Increase TX1 Free Memory

Hi,

I’m running a neural-network-based object detection algorithm using tensorflow on the TX1 and I’d like to increase the amount of free memory in hopes of improving the performance of the network.

When I run the program, I get the following message from tensorflow when it initializes the graph:

W tensorflow/core/common_runtime/bfc_allocator.cc:213] Ran out of memory trying to allocate 3.12GiB. The caller indicates that this is not a failure, but may mean that there could be performance gains if 
more memory is available.

Prior to that tensorflow reports the following:

name: NVIDIA Tegra X1
major: 5 minor: 3 memoryClockRate (GHz) 0.072
pciBusID 0000:00:00.0
Total memory: 3.90GiB
Free memory: 2.01GiB

I assume that if I can increase the free memory to > 3.12 GiB, I might avoid the OOM warning and improve the performance of the program. Right now it executes correctly, but is about 5x slower than it should be. Any help alleviating this problem would be appreciated.
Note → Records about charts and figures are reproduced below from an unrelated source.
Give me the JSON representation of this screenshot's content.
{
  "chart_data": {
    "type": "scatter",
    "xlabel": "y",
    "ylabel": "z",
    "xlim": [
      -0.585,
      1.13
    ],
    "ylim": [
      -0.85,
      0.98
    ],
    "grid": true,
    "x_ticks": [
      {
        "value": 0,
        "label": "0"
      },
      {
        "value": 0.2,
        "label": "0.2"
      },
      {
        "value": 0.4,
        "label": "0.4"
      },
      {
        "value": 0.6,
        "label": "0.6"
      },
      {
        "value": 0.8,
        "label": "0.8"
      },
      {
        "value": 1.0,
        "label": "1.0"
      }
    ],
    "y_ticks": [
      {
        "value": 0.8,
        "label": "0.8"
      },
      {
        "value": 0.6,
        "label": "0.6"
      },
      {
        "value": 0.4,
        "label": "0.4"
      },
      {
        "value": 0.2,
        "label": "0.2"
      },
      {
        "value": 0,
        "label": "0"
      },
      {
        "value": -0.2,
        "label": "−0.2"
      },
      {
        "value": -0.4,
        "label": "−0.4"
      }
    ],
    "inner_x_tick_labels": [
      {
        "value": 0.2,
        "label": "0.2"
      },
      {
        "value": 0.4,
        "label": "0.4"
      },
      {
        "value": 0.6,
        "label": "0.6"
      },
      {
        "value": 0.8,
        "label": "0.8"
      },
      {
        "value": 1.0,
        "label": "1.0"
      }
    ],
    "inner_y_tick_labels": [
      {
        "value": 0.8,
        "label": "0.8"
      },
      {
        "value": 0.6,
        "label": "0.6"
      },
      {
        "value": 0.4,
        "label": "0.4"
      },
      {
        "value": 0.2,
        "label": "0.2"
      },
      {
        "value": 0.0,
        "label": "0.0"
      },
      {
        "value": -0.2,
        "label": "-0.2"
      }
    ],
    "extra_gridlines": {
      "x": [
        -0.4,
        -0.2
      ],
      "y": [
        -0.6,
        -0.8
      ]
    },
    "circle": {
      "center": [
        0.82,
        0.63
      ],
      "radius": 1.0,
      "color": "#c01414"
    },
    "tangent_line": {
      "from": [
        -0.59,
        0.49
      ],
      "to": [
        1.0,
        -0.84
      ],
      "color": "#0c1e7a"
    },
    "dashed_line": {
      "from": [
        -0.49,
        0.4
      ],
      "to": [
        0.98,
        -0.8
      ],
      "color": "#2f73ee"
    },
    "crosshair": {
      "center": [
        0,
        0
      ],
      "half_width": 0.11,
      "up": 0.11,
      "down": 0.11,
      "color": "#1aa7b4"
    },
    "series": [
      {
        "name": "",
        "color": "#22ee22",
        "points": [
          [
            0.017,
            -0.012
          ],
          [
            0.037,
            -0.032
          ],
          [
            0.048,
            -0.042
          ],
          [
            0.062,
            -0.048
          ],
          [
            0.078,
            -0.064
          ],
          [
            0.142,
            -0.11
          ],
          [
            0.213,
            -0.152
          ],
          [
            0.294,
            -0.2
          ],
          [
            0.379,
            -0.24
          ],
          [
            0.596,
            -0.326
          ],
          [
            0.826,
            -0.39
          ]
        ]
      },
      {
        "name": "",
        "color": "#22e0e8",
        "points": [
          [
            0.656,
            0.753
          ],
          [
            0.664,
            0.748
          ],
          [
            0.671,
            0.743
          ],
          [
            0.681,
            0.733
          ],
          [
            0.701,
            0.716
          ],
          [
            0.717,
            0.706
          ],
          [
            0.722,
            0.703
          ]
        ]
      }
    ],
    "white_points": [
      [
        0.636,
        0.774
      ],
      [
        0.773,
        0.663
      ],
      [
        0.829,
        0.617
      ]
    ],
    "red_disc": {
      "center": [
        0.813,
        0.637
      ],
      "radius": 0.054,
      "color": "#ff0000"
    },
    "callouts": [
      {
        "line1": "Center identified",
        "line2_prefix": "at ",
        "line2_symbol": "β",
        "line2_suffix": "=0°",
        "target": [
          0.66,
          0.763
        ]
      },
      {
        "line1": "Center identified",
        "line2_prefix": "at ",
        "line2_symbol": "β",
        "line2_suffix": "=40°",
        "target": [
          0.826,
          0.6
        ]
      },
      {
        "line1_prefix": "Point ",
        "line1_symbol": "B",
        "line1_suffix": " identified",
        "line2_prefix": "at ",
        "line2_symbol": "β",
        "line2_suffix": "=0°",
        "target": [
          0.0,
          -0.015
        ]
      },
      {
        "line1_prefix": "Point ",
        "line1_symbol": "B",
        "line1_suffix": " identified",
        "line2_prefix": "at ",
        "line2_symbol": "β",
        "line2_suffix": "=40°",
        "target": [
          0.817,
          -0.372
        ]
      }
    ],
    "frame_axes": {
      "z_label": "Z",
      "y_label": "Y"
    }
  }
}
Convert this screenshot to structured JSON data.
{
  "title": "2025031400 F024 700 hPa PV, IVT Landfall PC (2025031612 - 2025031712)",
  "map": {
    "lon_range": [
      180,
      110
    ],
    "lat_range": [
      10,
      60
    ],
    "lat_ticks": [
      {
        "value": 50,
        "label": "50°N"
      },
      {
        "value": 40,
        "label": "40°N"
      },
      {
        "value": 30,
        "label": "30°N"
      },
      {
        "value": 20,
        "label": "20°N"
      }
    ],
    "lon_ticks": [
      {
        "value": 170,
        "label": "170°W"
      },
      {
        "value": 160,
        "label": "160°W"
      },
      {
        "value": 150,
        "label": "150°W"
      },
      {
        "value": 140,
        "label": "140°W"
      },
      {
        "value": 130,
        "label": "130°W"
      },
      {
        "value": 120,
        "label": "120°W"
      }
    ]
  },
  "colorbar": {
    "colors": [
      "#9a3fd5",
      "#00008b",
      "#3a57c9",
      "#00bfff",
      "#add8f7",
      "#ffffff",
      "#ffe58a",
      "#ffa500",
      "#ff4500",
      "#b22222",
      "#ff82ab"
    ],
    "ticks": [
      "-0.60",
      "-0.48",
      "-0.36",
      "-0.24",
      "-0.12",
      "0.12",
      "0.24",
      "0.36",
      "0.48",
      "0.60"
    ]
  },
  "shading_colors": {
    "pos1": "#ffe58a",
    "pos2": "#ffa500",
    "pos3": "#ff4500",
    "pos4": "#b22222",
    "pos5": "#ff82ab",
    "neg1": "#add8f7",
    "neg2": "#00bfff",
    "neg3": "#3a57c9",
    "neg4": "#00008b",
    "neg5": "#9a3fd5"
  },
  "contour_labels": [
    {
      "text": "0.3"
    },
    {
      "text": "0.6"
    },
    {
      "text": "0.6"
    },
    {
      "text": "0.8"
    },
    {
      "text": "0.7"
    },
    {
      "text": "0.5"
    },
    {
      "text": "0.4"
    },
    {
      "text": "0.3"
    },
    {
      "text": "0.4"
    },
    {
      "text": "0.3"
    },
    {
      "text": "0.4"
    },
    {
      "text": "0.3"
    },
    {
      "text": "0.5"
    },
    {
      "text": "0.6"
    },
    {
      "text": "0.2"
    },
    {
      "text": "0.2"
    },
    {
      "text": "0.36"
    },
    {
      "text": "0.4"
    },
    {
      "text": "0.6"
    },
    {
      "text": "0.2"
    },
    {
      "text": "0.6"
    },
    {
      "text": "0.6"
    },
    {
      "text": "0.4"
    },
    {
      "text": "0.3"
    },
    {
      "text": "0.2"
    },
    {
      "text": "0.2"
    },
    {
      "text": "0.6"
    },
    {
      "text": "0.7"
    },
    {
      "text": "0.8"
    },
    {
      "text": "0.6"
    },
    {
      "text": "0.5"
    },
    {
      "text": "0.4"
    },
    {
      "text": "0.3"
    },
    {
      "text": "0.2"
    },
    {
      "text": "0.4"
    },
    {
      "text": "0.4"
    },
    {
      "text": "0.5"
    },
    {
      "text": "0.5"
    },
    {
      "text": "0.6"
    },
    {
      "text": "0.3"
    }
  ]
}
You may add a few GigaBytes of swap on an external device (USB or SATA disk, SD Card), either with a swap partition to be mounted, or with a swapfile to be used with swapon.

Interesting. I actually have several GB of swap allocated on an external SSD. The TX1 definitely uses this for memory intensive tasks, however it doesn’t seem to be visible to tensorflow (which is maybe just using GPU memory?). I’m not sure swap would be fast enough to significantly speed things up, but I’d be willing to try. Any idea how you would make the swap visible to tensorflow?

I will guess that memory which is accessed directly by the GPU probably has to be actual physical memory. Swap would imply other tasks competing would not put as much pressure on use of actual physical memory, but swap would not directly participate in this.

Yeah, that makes sense to me. My sense is that, even if the GPU could access swap directly, the latency of accessing it would be a serious performance issue for something as memory-intensive as a neural network.

Any thoughts on how to increase free physical memory, or on what is using the unavailable 1.9 GiB?

I’d run htop and just watch as it runs out of memory, watch the “RES” column and “SHR” column, see if something grows (“VIRT” isn’t actual used memory, e.g., Xorg will show what it is capable of using, not what it actually uses). I don’t know anything about the internals of the GPU driver, maybe someone could comment on whether vmalloc might reserve memory for his purposes, or whether vmalloc is irrelevant to the GPU (perhaps the driver requires contiguous physical memory).

Hi iandreariley:

Have you figured out how to fix this?

I had got up to more than 3.7 GB RAM available on a TX1 (was on R23 or R24) by disabling lightdm (no X server running) and cups related services.
But performance was not so good for my cuda application, though.